The Uniform Law Commission (ULC) has approved significant changes to the Uniform Athlete Agents Act (UAA) at its recent annual meeting.

The UAA, first adopted in 2000, has been enacted in 40 states, as well as the District of Columbia and the U.S. Virgin Islands. Laws similar to the UAA have been enacted by several states including California, Michigan, and Ohio.

The revisions address allegations of improper conduct by agents in their pursuit and representation of college athletes. As states began considering non-uniform amendments to the UAA to address these issues, the ULC decided to revise the UAA.

Most notably, the UAA will have a broader definition of who qualifies as an agent. The 2000 UAA regulates sports agents but generally exempted financial advisers and other potential service providers to student athletes. The UAA now will regulate financial advisers who offer gifts or money to student-athletes in the hope of securing their business when they turn professional. In addition to traditional sports agents, the UAA will cover any individual who provides consideration to a student-athlete in anticipation of serving the athlete in an advisory capacity on matters related to finances, business pursuits, or career management decisions; or managing business affairs for the athlete by providing assistance with bills, payments, contracts, or taxes. Accordingly, service providers that come under the definition of “agent” will now be subjected to the criminal and civil penalties under the applicable state’s version of the UAA.

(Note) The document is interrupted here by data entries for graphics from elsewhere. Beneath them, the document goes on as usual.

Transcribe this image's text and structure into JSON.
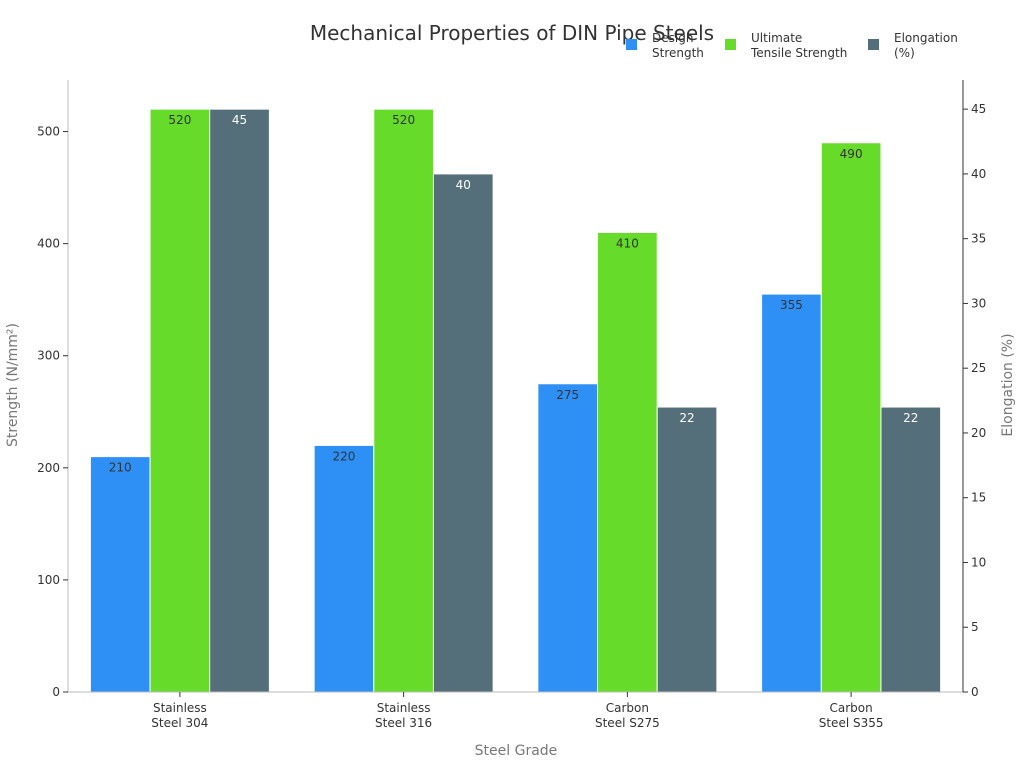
{
  "chart_data": {
    "type": "bar",
    "title": "Mechanical Properties of DIN Pipe Steels",
    "xlabel": "Steel Grade",
    "ylabel": "Strength (N/mm²)",
    "y2label": "Elongation (%)",
    "categories": [
      [
        "Stainless",
        "Steel 304"
      ],
      [
        "Stainless",
        "Steel 316"
      ],
      [
        "Carbon",
        "Steel S275"
      ],
      [
        "Carbon",
        "Steel S355"
      ]
    ],
    "series": [
      {
        "name": [
          "Design",
          "Strength"
        ],
        "axis": "left",
        "color": "#2E90F5",
        "label_color": "#333333",
        "values": [
          210,
          220,
          275,
          355
        ]
      },
      {
        "name": [
          "Ultimate",
          "Tensile Strength"
        ],
        "axis": "left",
        "color": "#66DB2A",
        "label_color": "#333333",
        "values": [
          520,
          520,
          410,
          490
        ]
      },
      {
        "name": [
          "Elongation",
          "(%)"
        ],
        "axis": "right",
        "color": "#546E7A",
        "label_color": "#ffffff",
        "values": [
          45,
          40,
          22,
          22
        ]
      }
    ],
    "ylim": [
      0,
      546
    ],
    "yticks": [
      0,
      100,
      200,
      300,
      400,
      500
    ],
    "y2lim": [
      0,
      47.25
    ],
    "y2ticks": [
      0,
      5,
      10,
      15,
      20,
      25,
      30,
      35,
      40,
      45
    ],
    "grid": false,
    "legend": "top-right"
  }
}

The revised UAA also recommends maximum civil penalties for violations be increased from $25,000 to $50,000, although UAA generally leaves it to each state to determine whether a violation is a felony or a misdemeanor. The ULC had considered revising the applicable penalties, but decided against that because most states follow the penalties outlined in the 2000 UAA.

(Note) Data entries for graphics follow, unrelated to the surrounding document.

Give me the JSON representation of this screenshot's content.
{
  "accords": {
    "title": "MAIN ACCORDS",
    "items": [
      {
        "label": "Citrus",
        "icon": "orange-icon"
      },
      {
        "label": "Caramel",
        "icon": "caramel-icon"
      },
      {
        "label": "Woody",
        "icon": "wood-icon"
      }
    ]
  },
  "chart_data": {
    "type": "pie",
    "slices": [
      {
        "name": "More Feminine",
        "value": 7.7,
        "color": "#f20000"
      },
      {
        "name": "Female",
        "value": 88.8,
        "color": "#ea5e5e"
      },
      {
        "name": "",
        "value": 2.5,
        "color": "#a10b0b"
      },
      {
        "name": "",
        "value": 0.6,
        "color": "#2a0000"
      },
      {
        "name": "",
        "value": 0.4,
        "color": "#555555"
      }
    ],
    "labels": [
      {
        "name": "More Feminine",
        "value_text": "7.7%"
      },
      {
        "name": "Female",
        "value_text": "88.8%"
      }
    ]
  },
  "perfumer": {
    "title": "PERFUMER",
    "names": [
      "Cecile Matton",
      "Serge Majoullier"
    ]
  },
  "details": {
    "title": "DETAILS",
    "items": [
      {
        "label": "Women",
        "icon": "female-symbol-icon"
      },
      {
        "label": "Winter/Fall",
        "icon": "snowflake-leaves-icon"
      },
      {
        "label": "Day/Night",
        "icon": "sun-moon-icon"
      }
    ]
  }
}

The revised UAA also imposes additional notification requirements for agents, requiring them to inform schools before contacting student-athletes and those close to student-athletes. Agents must notify institutions of a pre-existing relationship with a student-athlete who is on an athletic scholarship. Moreover, the definition of “educational institution” now includes schools from elementary through college.

The revised UAA also provides for enhanced reciprocity in agent registration and includes an alternate provision that contemplates a multistate agency that would manage the registration process. The multistate registration agency could take effect if at least five states join.

The revisions also strengthen the UAA’s ability to bar sports agents from illegally luring college athletes into contracts. For example, the UAA requires that agency contracts be accompanied by a separate record signed by the student-athlete acknowledging that signing the contract may result in a loss of eligibility. The contract also must contain a statement that the agent is registered in the state where the contract is signed.

States may begin adopting the revised UAA in the coming year. The form of the UAA followed has significant implications on the practice of agents within each state, as well as the practice of any individual who provides, or contemplates providing, any services to a student-athlete. It will be important to know which states follow the current UAA, the 2000 UAA, a state-amended version of the 2000 UAA, or some other statutory mechanism to regulate agents.